Business_Info
Monday, November
1, 2004
EU Gives
$41m for Zanzibar Port Repairs
The EU will not hesitate
to halt the disbursement of funds if any political unrest erupts in Zanzibar
By JOSEPH MWAMUNYANGE
SPECIAL CORRESPONDENT
THE EUROPEAN Union has provided
financial assistance of $41 million for the reconstruction of the dilapidated
Zanzibar port, while asking the Isles government to maintain peace and
stability.
The deal was signed in Dar
es Salaam last week by the acting head of delegation of the European Union
in Dar es Salaam, Anthony Knott, and the Permanent Secretary in Tanzania's
Ministry of Finance, Gray S. Mgonja.
Mr Knott said that funding
of reconstruction was important because it reinforced the EU’s commitment
to support Tanzania's national transport policy of improving access to
local, regional and international markets.
"You are all aware that the
Malindi port in Zanzibar acts as the main gateway for cargo to and from
the Isles," said Mr Knott. "Hence its safety and its ability to operate
to the highest standards of efficiency are of the utmost importance to
the economic development of Zanzibar."
However, Mr Knott cautioned
that the EU would not hesitate to halt the disbursement of the funds if
any political unrest erupts in Zanzibar. "By next October, the contractor
will be in the middle of construction of the new wharves and throughput
of the Zanzibar port will be below its normal capacity.

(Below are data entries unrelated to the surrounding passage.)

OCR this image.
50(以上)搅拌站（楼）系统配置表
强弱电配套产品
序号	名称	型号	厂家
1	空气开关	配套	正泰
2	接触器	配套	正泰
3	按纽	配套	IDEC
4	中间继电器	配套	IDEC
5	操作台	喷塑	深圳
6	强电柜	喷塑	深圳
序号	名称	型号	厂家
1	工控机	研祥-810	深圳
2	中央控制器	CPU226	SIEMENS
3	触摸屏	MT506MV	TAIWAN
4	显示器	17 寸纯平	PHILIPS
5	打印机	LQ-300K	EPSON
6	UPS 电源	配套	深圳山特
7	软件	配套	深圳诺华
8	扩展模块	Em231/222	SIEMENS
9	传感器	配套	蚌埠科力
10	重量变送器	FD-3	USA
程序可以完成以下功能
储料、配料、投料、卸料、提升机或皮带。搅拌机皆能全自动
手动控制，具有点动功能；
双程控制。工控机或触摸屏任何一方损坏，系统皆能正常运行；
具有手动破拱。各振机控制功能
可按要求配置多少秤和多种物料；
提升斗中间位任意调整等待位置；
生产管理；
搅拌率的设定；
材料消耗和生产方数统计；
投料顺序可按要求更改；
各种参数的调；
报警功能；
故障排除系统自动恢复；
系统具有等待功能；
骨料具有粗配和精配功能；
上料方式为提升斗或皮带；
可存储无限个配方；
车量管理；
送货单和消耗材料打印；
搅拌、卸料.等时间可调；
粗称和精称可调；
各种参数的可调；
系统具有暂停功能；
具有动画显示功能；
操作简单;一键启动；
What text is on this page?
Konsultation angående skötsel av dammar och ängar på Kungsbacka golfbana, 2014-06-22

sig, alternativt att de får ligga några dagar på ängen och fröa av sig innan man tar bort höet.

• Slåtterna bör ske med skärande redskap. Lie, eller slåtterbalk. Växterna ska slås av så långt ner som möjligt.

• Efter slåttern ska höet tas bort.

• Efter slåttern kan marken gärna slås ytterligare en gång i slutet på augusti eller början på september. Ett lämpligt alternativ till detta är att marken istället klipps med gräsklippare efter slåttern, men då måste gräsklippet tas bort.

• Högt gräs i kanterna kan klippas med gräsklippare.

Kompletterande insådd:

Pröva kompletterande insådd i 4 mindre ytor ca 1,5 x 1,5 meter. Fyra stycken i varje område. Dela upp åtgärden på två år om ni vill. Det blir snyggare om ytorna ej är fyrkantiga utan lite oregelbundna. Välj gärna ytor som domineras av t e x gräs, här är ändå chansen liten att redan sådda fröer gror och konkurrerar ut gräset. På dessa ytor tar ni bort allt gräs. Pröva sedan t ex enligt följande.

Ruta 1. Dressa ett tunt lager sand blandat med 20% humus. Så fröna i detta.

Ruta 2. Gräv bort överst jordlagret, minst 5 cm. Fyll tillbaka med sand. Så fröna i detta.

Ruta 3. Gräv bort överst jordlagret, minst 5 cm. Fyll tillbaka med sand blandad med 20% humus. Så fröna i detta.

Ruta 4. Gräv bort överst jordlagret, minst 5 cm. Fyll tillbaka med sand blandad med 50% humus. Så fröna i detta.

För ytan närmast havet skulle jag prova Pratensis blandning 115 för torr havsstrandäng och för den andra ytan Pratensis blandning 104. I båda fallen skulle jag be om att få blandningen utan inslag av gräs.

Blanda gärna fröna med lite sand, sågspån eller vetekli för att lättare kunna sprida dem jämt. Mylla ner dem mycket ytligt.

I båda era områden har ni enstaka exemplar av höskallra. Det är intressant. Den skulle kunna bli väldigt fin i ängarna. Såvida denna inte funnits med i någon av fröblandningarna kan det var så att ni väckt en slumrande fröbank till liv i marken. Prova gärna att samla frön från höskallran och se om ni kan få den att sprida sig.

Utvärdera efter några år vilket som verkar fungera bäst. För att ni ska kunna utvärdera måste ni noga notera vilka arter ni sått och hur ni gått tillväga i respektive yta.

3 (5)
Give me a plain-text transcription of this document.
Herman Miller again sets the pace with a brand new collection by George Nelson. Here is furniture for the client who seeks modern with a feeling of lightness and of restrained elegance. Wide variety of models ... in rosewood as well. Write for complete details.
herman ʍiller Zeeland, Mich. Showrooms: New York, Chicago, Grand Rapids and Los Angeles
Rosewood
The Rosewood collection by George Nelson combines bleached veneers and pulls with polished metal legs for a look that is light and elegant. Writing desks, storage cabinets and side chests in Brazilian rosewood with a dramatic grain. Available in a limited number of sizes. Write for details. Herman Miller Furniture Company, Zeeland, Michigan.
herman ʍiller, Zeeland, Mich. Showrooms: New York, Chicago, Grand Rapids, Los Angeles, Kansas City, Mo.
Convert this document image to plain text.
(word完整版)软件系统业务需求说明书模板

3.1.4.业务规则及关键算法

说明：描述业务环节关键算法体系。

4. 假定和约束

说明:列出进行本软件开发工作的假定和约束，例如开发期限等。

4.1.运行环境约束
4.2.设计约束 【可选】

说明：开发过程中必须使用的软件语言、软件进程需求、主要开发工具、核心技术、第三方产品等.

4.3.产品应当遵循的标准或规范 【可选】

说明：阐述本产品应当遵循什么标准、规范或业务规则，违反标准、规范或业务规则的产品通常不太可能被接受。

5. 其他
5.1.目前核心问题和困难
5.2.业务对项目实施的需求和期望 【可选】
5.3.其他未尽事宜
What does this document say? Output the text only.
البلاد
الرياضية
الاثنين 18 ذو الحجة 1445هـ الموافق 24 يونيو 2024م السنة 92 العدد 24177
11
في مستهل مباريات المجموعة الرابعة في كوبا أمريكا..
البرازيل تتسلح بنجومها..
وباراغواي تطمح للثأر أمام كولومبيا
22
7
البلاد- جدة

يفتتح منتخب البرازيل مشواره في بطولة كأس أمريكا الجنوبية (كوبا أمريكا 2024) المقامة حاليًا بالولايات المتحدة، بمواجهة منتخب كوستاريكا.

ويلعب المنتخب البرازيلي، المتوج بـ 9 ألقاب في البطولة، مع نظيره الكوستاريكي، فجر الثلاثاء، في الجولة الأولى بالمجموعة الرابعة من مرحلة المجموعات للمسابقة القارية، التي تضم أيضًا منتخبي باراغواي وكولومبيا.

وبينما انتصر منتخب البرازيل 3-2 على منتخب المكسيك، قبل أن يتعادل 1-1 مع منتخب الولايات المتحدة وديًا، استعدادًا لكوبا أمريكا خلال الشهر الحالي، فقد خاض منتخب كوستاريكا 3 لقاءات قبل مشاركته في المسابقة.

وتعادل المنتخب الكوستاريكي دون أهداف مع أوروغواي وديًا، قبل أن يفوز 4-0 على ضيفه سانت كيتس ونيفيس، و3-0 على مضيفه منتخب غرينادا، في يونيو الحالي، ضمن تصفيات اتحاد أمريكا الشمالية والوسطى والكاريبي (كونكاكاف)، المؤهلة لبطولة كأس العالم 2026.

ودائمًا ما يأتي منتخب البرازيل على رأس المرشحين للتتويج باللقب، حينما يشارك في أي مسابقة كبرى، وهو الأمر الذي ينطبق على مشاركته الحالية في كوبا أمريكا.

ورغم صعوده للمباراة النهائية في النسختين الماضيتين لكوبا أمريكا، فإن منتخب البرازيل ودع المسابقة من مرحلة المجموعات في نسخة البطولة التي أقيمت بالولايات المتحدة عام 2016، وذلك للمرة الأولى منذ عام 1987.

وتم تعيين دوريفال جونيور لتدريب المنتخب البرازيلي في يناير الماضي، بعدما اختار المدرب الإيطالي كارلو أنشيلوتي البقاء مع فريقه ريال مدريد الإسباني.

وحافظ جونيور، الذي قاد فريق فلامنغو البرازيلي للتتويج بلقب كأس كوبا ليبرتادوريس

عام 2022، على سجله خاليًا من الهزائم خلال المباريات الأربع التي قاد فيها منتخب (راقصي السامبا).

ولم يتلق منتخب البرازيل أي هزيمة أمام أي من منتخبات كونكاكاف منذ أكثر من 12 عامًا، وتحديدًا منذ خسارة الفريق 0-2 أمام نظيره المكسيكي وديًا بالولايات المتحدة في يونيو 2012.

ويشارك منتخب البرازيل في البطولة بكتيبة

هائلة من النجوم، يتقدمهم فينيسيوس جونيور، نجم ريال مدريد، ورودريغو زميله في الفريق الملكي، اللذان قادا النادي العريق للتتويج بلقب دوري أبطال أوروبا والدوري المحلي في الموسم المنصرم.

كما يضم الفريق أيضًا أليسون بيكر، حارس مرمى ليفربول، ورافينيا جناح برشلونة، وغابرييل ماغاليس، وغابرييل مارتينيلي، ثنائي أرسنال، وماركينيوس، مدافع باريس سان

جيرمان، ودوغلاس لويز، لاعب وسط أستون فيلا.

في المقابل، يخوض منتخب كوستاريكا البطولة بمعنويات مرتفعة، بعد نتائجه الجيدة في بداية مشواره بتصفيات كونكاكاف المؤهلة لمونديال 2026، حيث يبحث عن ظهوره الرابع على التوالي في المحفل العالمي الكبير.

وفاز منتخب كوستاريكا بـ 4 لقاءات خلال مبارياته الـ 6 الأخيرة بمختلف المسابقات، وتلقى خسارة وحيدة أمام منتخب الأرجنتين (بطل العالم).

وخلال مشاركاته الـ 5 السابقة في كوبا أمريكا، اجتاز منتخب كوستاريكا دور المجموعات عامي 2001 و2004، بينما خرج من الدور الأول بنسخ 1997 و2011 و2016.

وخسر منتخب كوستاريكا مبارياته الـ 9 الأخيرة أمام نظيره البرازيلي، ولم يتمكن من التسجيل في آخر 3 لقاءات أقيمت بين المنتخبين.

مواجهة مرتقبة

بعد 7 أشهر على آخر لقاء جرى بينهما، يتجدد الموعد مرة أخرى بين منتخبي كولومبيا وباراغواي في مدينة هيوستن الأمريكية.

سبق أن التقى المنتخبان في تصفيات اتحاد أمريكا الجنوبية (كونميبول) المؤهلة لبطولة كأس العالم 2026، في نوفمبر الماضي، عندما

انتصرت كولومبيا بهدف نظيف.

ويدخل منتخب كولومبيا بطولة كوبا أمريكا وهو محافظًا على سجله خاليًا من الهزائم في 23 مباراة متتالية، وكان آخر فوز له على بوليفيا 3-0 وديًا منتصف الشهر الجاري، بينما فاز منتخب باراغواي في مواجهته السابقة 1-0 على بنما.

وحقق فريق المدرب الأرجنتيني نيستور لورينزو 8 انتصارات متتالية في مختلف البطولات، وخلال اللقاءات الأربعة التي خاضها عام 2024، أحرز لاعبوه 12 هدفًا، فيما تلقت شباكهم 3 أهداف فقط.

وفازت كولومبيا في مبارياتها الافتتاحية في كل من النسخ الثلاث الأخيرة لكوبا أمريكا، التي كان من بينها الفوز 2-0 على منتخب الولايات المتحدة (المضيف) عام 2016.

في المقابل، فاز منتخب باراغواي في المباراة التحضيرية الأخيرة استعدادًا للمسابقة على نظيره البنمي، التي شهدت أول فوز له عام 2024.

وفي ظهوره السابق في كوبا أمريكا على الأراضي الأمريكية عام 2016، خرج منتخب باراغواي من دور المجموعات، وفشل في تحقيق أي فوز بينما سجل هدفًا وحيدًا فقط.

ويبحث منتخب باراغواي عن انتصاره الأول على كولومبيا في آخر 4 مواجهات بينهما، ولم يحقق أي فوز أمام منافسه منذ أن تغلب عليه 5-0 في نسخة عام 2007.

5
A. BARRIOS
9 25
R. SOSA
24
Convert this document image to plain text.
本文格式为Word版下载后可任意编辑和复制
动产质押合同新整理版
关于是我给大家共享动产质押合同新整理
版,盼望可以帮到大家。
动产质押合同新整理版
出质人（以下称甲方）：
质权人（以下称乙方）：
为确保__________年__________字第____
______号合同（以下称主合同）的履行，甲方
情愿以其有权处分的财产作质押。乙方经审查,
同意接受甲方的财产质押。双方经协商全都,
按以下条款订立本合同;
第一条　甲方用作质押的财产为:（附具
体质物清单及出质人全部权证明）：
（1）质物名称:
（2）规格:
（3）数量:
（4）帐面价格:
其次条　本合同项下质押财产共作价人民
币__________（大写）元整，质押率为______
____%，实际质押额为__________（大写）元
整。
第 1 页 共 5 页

If there were to
be any civil unrest during this period, it might lead to an interruption
or even cessation of the construction work. You can imagine what a catastrophe
it would be for Zanzibar if it was left without a fully functioning port."
The EU official was alluding
to the bloody riots that took place in Zanzibar before and immediately
after the 2000 general election. The clashes between the police and supporters
of the opposition the Civic United Front (CUF) led to the deaths of 31
people on the island of Pemba and some 2,000 people fleeing to Mombasa
in Kenya. All except 100 have since returned to the Isles.
The EU had at one point suspended
funding for the rehabilitation of the port because of that political impasse
that arose out of the botched first multiparty elections in 1995.
Referring to the defects
in the work by the original contractor for the Zanzibar port, Mr Knott
said that the financing agreement signed between the EU and the Tanzania
was important because "it enables rectification of a situation that had
gone wrong in the past. Defects in the work carried out by the previous
contractor had resulted in serious deterioration of the wharf structures."
He added, "The damage was progressively getting worse and hampering port
operations to the extent that part of the wharves had to be closed down.
If left untouched, the wharves will certainly collapse."
Mr Knott also said that the
arbitration proceedings against the original contractor were at an advanced
stage. The Zanzibar Minister for Communications and Transport, Adam Mwakanjuki,
said in Zanzibar on October 20 that the adjudicators from the International
Centre for Arbitration in Paris, France, were expected to arrive in Zanzibar
this month to verify claims by the Zanzibar government that the contractor
who built Malindi port 11 years ago, did substandard work.
Mr Mwakanjuki said that Arbitrators
were coming to ascertain the validity and grounds of Zanzibar's claims
against the Italian contractor, Cogefar.